The financial crash revealed the deep flaws in the economic model that many countries and also the UK has followed since the 1980s. Deregulation and unchallenged finance failed to deliver prosperity.

I know that people in Britain are currently facing the biggest squeeze on their incomes since Victorian times, and wages have fallen in real terms every year since 2010. Despite the fact that growth has returned to the UK-economy. But if this growth is to be stable and sustainable everyone needs to get a fairer share in the recovery.

One of the lessons some governments and certainly a lot of employers – not only in Britain - still need to learn is the following:

If you want to invest in the future of a country and its people, you need to invest in skilled employees, you need to invest in people, in their skills and potentials.

The first step in doing this is to pay them decent instead of pitiful wages!
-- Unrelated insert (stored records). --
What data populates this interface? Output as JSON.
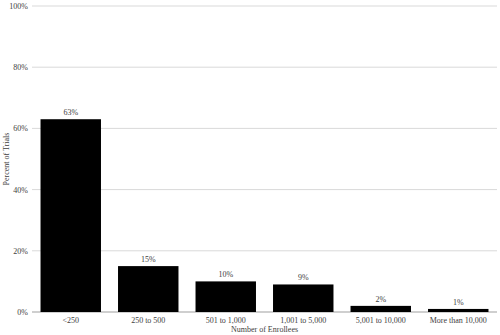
{
  "chart_data": {
    "type": "bar",
    "x_label": "Number of Enrollees",
    "y_label": "Percent of Trials",
    "categories": [
      "<250",
      "250 to 500",
      "501 to 1,000",
      "1,001 to 5,000",
      "5,001 to 10,000",
      "More than 10,000"
    ],
    "values": [
      63,
      15,
      10,
      9,
      2,
      1
    ],
    "value_labels": [
      "63%",
      "15%",
      "10%",
      "9%",
      "2%",
      "1%"
    ],
    "color": "#000000",
    "ylim": [
      0,
      100
    ],
    "yticks": [
      {
        "value": 0,
        "label": "0%"
      },
      {
        "value": 20,
        "label": "20%"
      },
      {
        "value": 40,
        "label": "40%"
      },
      {
        "value": 60,
        "label": "60%"
      },
      {
        "value": 80,
        "label": "80%"
      },
      {
        "value": 100,
        "label": "100%"
      }
    ],
    "grid": true,
    "data_labels": true
  }
}
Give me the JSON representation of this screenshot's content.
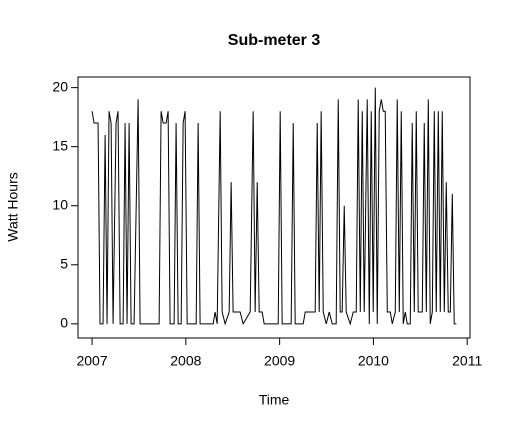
{
  "chart_data": {
    "type": "line",
    "title": "Sub-meter 3",
    "x_label": "Time",
    "y_label": "Watt Hours",
    "color": "#000000",
    "x": [
      2007.0,
      2007.021,
      2007.064,
      2007.085,
      2007.117,
      2007.139,
      2007.16,
      2007.181,
      2007.203,
      2007.224,
      2007.256,
      2007.277,
      2007.299,
      2007.331,
      2007.352,
      2007.373,
      2007.395,
      2007.416,
      2007.448,
      2007.491,
      2007.512,
      2007.715,
      2007.736,
      2007.758,
      2007.79,
      2007.811,
      2007.832,
      2007.875,
      2007.896,
      2007.918,
      2007.95,
      2007.971,
      2007.992,
      2008.014,
      2008.11,
      2008.131,
      2008.152,
      2008.291,
      2008.312,
      2008.334,
      2008.366,
      2008.387,
      2008.419,
      2008.462,
      2008.483,
      2008.504,
      2008.579,
      2008.611,
      2008.686,
      2008.718,
      2008.739,
      2008.761,
      2008.782,
      2008.814,
      2008.835,
      2008.985,
      2009.006,
      2009.027,
      2009.123,
      2009.145,
      2009.166,
      2009.251,
      2009.273,
      2009.379,
      2009.401,
      2009.422,
      2009.443,
      2009.465,
      2009.497,
      2009.529,
      2009.561,
      2009.603,
      2009.625,
      2009.646,
      2009.667,
      2009.689,
      2009.71,
      2009.753,
      2009.785,
      2009.817,
      2009.838,
      2009.86,
      2009.881,
      2009.902,
      2009.934,
      2009.956,
      2009.977,
      2009.998,
      2010.02,
      2010.041,
      2010.062,
      2010.084,
      2010.105,
      2010.126,
      2010.148,
      2010.18,
      2010.201,
      2010.233,
      2010.254,
      2010.276,
      2010.297,
      2010.318,
      2010.34,
      2010.361,
      2010.393,
      2010.414,
      2010.436,
      2010.457,
      2010.478,
      2010.521,
      2010.542,
      2010.564,
      2010.585,
      2010.606,
      2010.628,
      2010.649,
      2010.67,
      2010.692,
      2010.713,
      2010.734,
      2010.756,
      2010.777,
      2010.798,
      2010.82,
      2010.841,
      2010.862,
      2010.884
    ],
    "values": [
      18,
      17,
      17,
      0,
      0,
      16,
      0,
      18,
      17,
      0,
      17,
      18,
      0,
      0,
      17,
      0,
      17,
      0,
      0,
      19,
      0,
      0,
      18,
      17,
      17,
      18,
      0,
      0,
      17,
      0,
      0,
      17,
      18,
      0,
      0,
      17,
      0,
      0,
      1,
      0,
      18,
      1,
      0,
      1,
      12,
      1,
      1,
      0,
      1,
      18,
      1,
      12,
      1,
      1,
      0,
      0,
      18,
      0,
      0,
      17,
      0,
      0,
      1,
      1,
      17,
      1,
      18,
      1,
      0,
      1,
      0,
      0,
      19,
      1,
      1,
      10,
      1,
      0,
      1,
      1,
      19,
      1,
      18,
      1,
      19,
      0,
      18,
      1,
      20,
      0,
      18,
      19,
      18,
      18,
      1,
      1,
      0,
      1,
      19,
      1,
      18,
      0,
      1,
      0,
      0,
      17,
      1,
      18,
      1,
      1,
      17,
      1,
      19,
      0,
      1,
      18,
      1,
      18,
      1,
      18,
      1,
      12,
      1,
      1,
      11,
      0,
      0
    ],
    "xlim": [
      2006.85,
      2011.03
    ],
    "ylim": [
      -1.2,
      20.9
    ],
    "xticks": [
      2007,
      2008,
      2009,
      2010,
      2011
    ],
    "yticks": [
      0,
      5,
      10,
      15,
      20
    ]
  }
}
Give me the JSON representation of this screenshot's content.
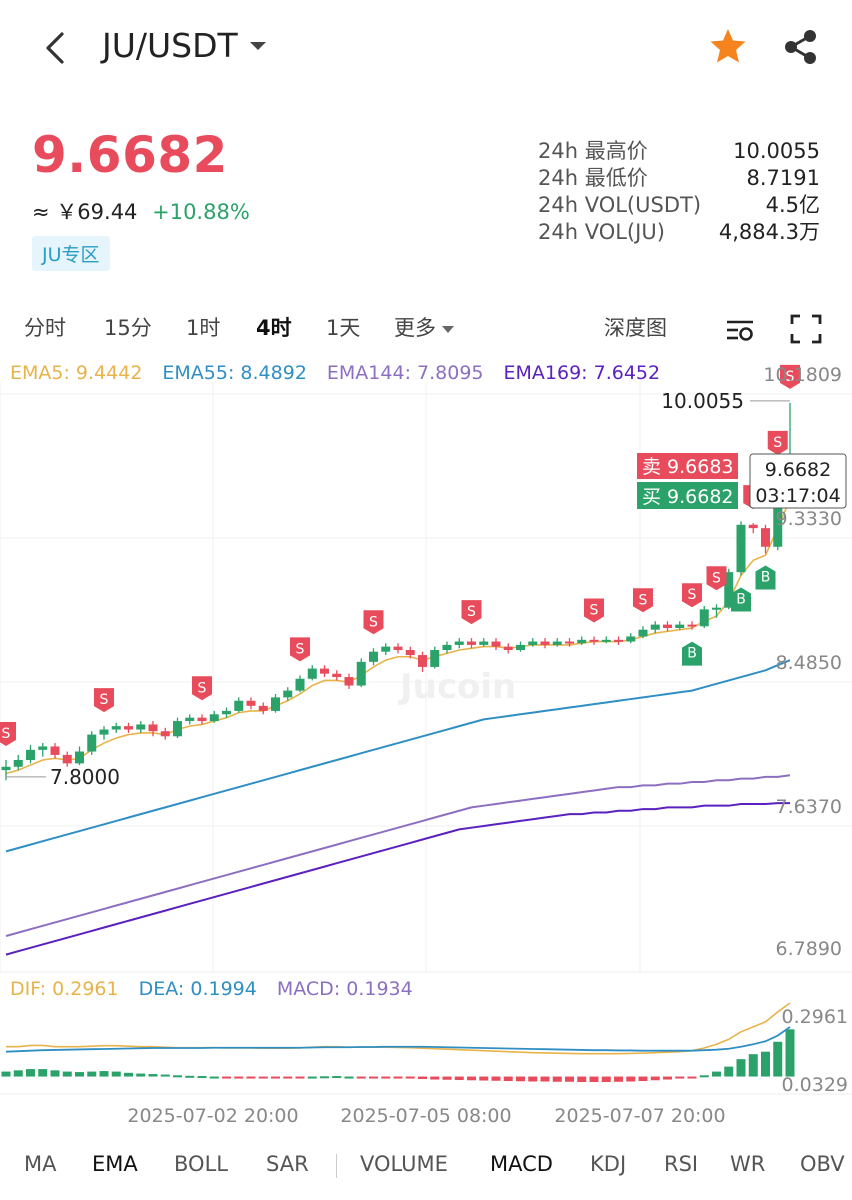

Coming from one of the richest and most prosperous countries, it is still shameful to see that Germany has had a massive growth of the low wage sector over the years to such an extent, that one out of four is working for less than 9.50€ per hour.

The German Trade Union Movement struggled for ten years to finally get a statutory minimum wage of 8.50€ per hour. But this is not enough brothers and sisters, this is only a finishing line in the race to the bottom.

Therefore the DGB will support your campaign “Britain needs a pay rise” – German workers need one too.

Both our movements stand united in many respects. Both of us share the belief that building a fairer economy depends on giving workers a strong voice at their workplace.

What we call “Co-determination” in Germany is one way of giving workers citizen-rights in a company. The right to take part in decision-making processes lays the foundation for fair negotiations with the clear aim to reach a decent consensus. To use the words of the former German President Johannes Rau: “Codetermination makes a significant contribution to civilize capitalism.”

Acknowledging that there are quite some German owned companies that are important to Britain’s economic present and future, it should be self-evident that British workers should get the same right to seats on the board that German workers enjoy.

What proved to be a success for the German economy certainly doesn’t do any harm to the British economy. What is good enough for German workers can’t be bad for British workers.

Dear Frances, Dear Brothers and sisters,

Three days of Congress lie ahead of you. You will be debating good services and decent welfare, jobs, growth and a new economy.

Taking these debates to good and wise decisions will not only strengthen the TUC and therefore making the British workers’ voice even stronger. It will also be to the benefit of the whole trade union movement in Europe.